Reading a BatchResult in C++

The data is the same as the Python result, but a few members that are methods in Python are plain fields in C++:

DataPythonC++
Records / matchesn_records, n_matchedn_records, n_matched (fields)
Decisionsdecisions, scores, winning_rule_idssame field names
Grouped indicesgrouped_decision_indices() (method)grouped_decision_indices (member field)
Per-rule countsmatch_countsrule_match_counts (member field)
Matched rowsmatched_indicesmatched_record_indices (member field)
Timingtiming_mstiming_ms() (methodunordered_map<string,double>)
BatchResult r = engine.evaluate_ndjson(ndjson);

int matched = r.n_matched;
const auto& approve_rows = r.grouped_decision_indices["approve"];   // member access
auto timings = r.timing_ms();                                       // method in C++ too
double total_ms = timings["total"];

Zero-copy buffer helpers (rule_bitmask_buffer(id), matched_indices_buffer(), decision_codes_buffer(), grouped_indices_buffer(decision)) expose the underlying memory as arrow::Buffer when you need to hand results to another Arrow consumer without copying.

Linking against the core

The core build/link target is blazerules_core.
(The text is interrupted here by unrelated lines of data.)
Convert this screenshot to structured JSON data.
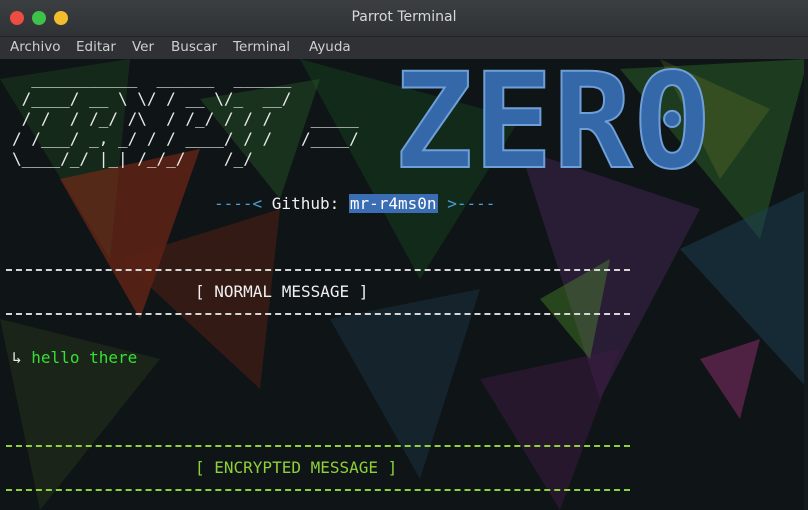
{
  "window": {
    "title": "Parrot Terminal"
  },
  "menubar": {
    "items": [
      "Archivo",
      "Editar",
      "Ver",
      "Buscar",
      "Terminal",
      "Ayuda"
    ]
  },
  "terminal": {
    "banner_ascii": "  ___________  ______  ______\n /____/ __ \\ \\/ / __ \\/_  __/\n / /  / /_/ /\\  / /_/ / / /    _____\n/ /___/ _, _/ / / ____/ / /   /____/\n\\____/_/ |_| /_/_/    /_/",
    "logo_text": "ZER0",
    "github": {
      "prefix": "----< ",
      "label": "Github: ",
      "username": "mr-r4ms0n",
      "suffix": " >----"
    },
    "normal_section": {
      "header": "[ NORMAL MESSAGE ]",
      "arrow": "↳",
      "message": "hello there"
    },
    "encrypted_section": {
      "header": "[ ENCRYPTED MESSAGE ]"
    },
    "colors": {
      "message_green": "#35e035",
      "rule_green": "#8fd13a",
      "logo_blue": "#3468a8",
      "username_highlight": "#3a6db3"
    }
  }
}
In your CMakeLists.txt:

# either find an installed package...
# find_package(blazerules CONFIG REQUIRED)
# ...or add the repo as a subdirectory
add_subdirectory(third_party/blazerules)

add_executable(app main.cpp)
target_link_libraries(app PRIVATE blazerules_core)

The install export namespace is blazerules::, so installed consumers can link blazerules::blazerules_core when using the generated CMake package. In-tree builds link the target as blazerules_core.